Question

Two persons pull a wire towards themselves. Each person exerts a force of $200 \, \text{N}$ on the wire. Young’s modulus of the material of the wire is $1 \times 10^{11} \, \text{N m}^{-2}$. Original length of the wire is $2 \, \text{m}$ and the area of cross-section is $2 \, \text{cm}^2$. The wire will extend in length by ______ $\mu \text{m}$.

Answer 1

Correct Answer: 20

Step 1: Relation between stress and strain Young’s modulus is given by:

\[ Y = \frac{\text{Stress}}{\text{Strain}} = \frac{\frac{F}{A}}{\frac{\Delta \ell}{\ell}}. \]

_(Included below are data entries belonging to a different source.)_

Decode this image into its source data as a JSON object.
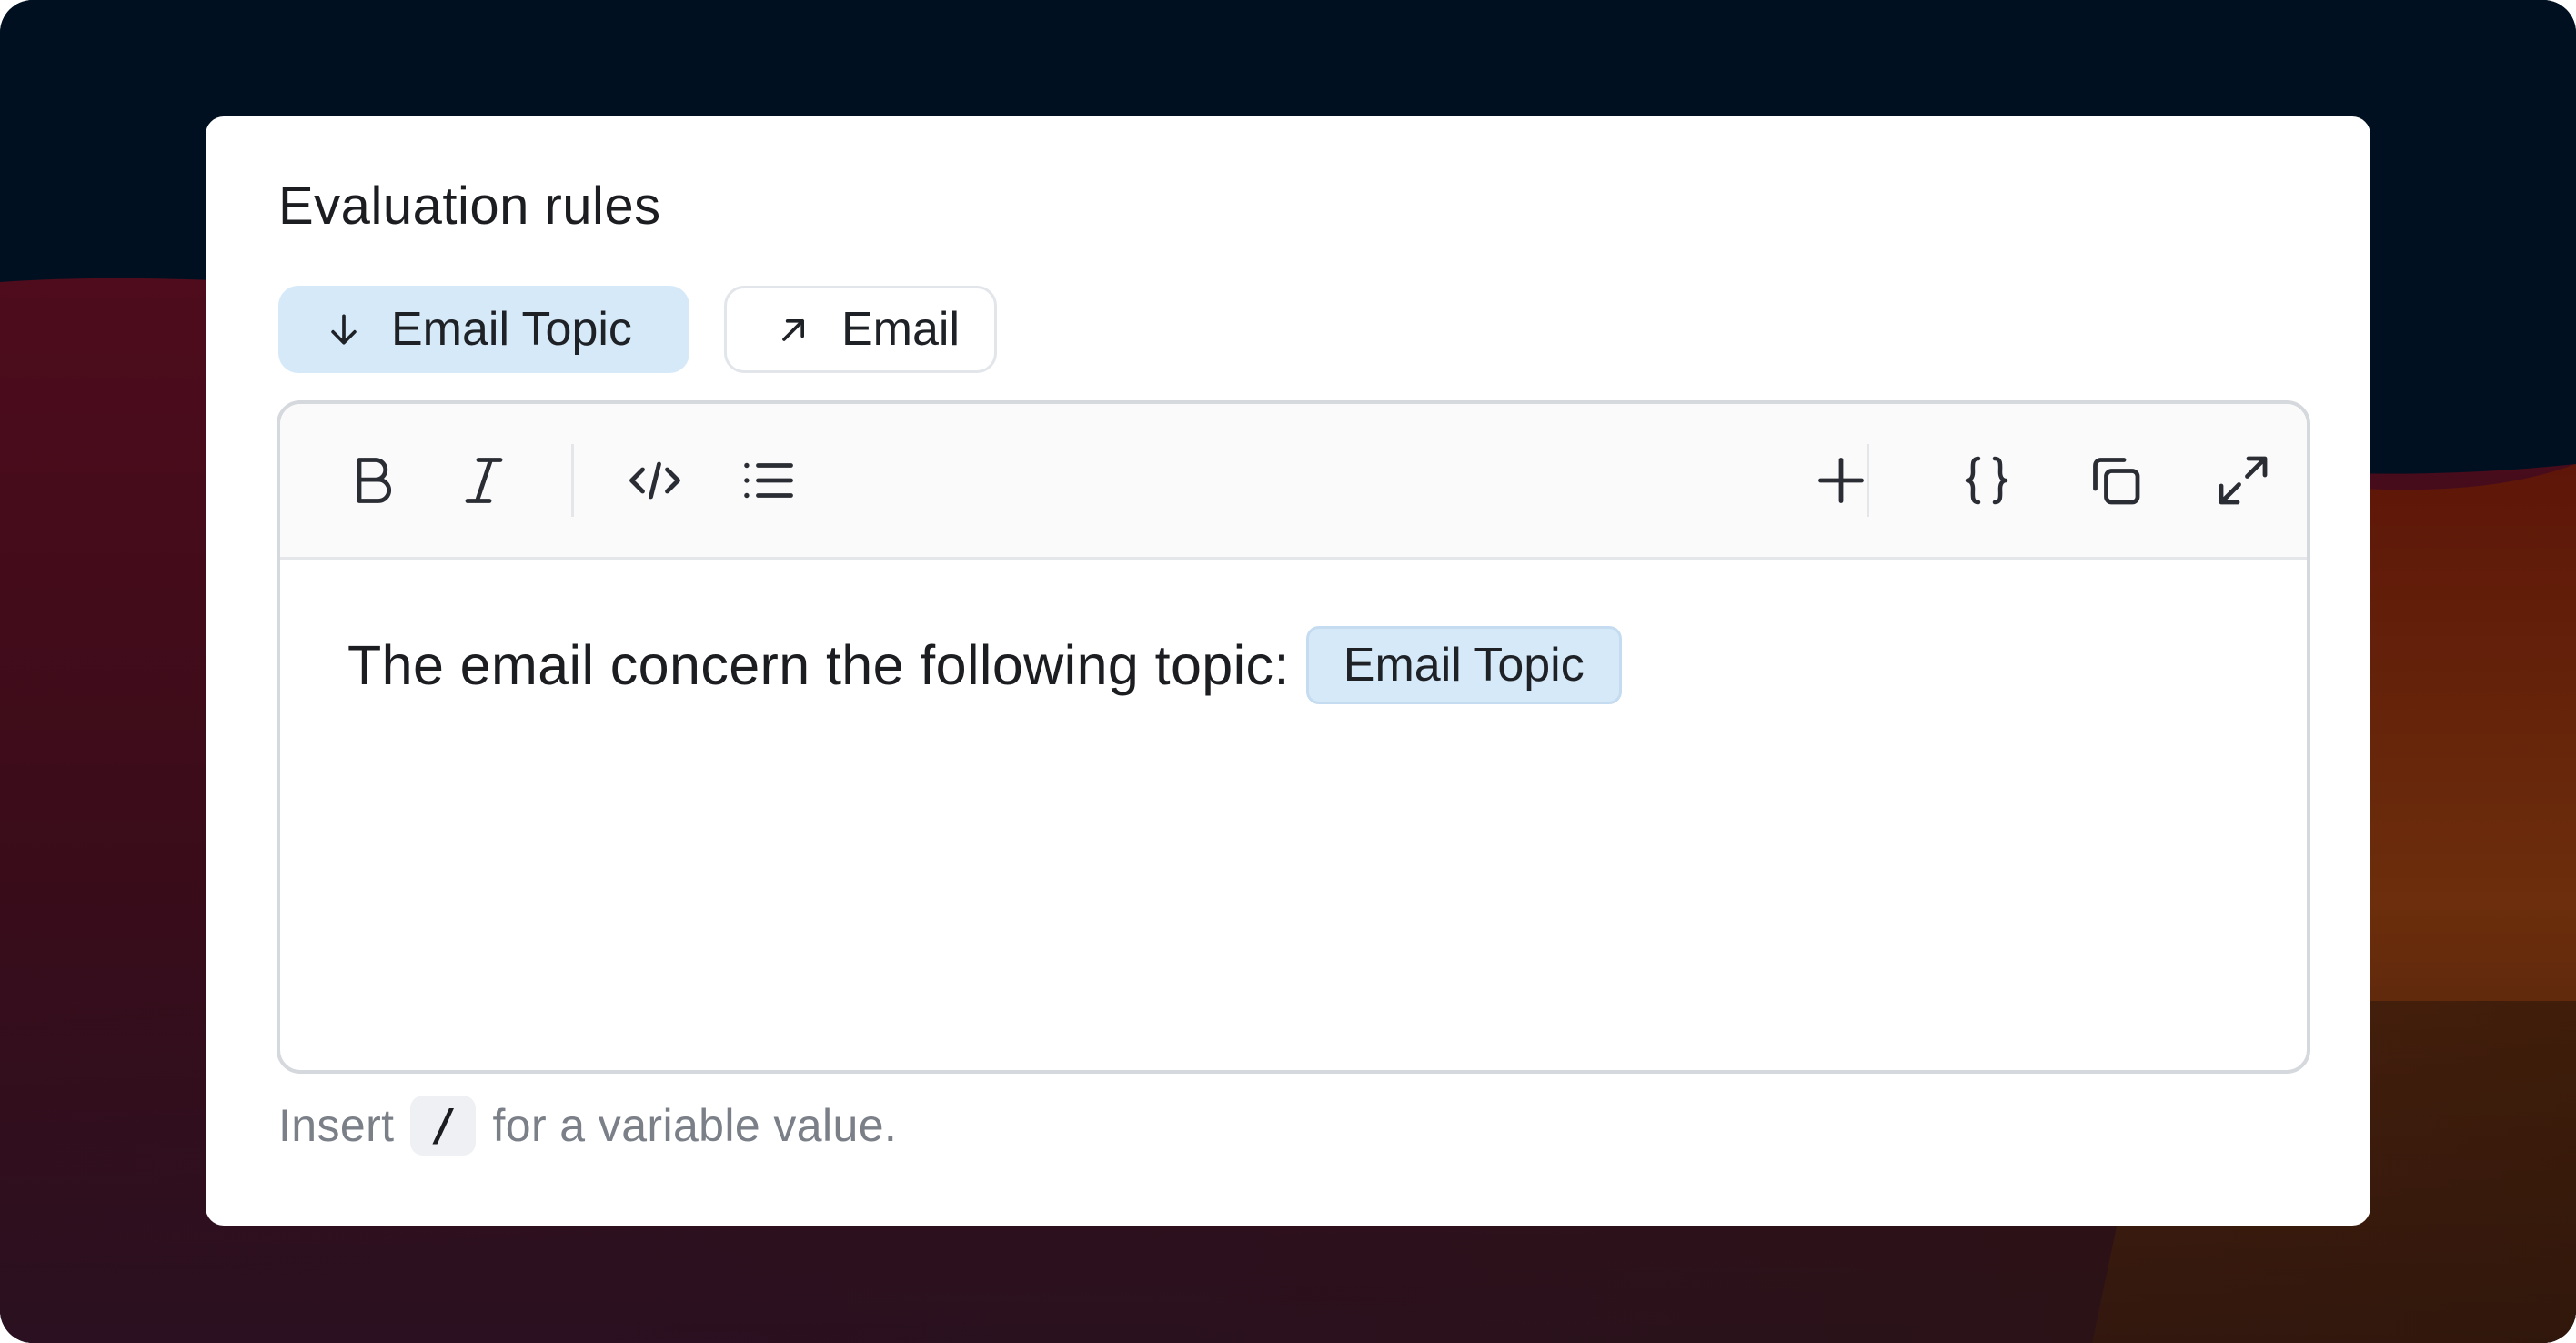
{
  "title": "Evaluation rules",
  "chips": {
    "input": {
      "label": "Email Topic",
      "icon": "arrow-down-icon"
    },
    "output": {
      "label": "Email",
      "icon": "arrow-up-right-icon"
    }
  },
  "toolbar": {
    "left": [
      "bold-icon",
      "italic-icon",
      "code-icon",
      "list-icon"
    ],
    "right": [
      "plus-icon",
      "braces-icon",
      "copy-icon",
      "expand-icon"
    ]
  },
  "editor": {
    "text": "The email concern the following topic:",
    "variable": "Email Topic"
  },
  "hint": {
    "before": "Insert",
    "key": "/",
    "after": "for a variable value."
  },
  "colors": {
    "chip_background": "#d6e9f8",
    "text": "#1c1d21",
    "muted_text": "#7a7f88",
    "card": "#ffffff"
  }
}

Rearranging for \( \Delta \ell \):

\[ \Delta \ell = \frac{F \ell}{A Y}. \]

Step 2: Substitute given values

• Force, \( F = 200 \, \text{N} \),
• Original length, \( \ell = 2 \, \text{m} \),
• Area of cross-section, \( A = 2 \, \text{cm}^2 = 2 \times 10^{-4} \, \text{m}^2 \),
• Young’s modulus, \( Y = 1 \times 10^{11} \, \text{N/m}^2 \).

Substitute into the formula:

\[ \Delta \ell = \frac{200 \cdot 2}{2 \cdot 10^{-4} \cdot 10^{11}}. \]

Step 3: Simplify the expression

\[ \Delta \ell = \frac{400}{2 \times 10^7} = 2 \times 10^{-5} \, \text{m}. \]

Convert to micrometers (\( \mu \text{m} \)):

\[ \Delta \ell = 20 \, \mu \text{m}. \]

Final Answer: 20 \( \mu \text{m} \).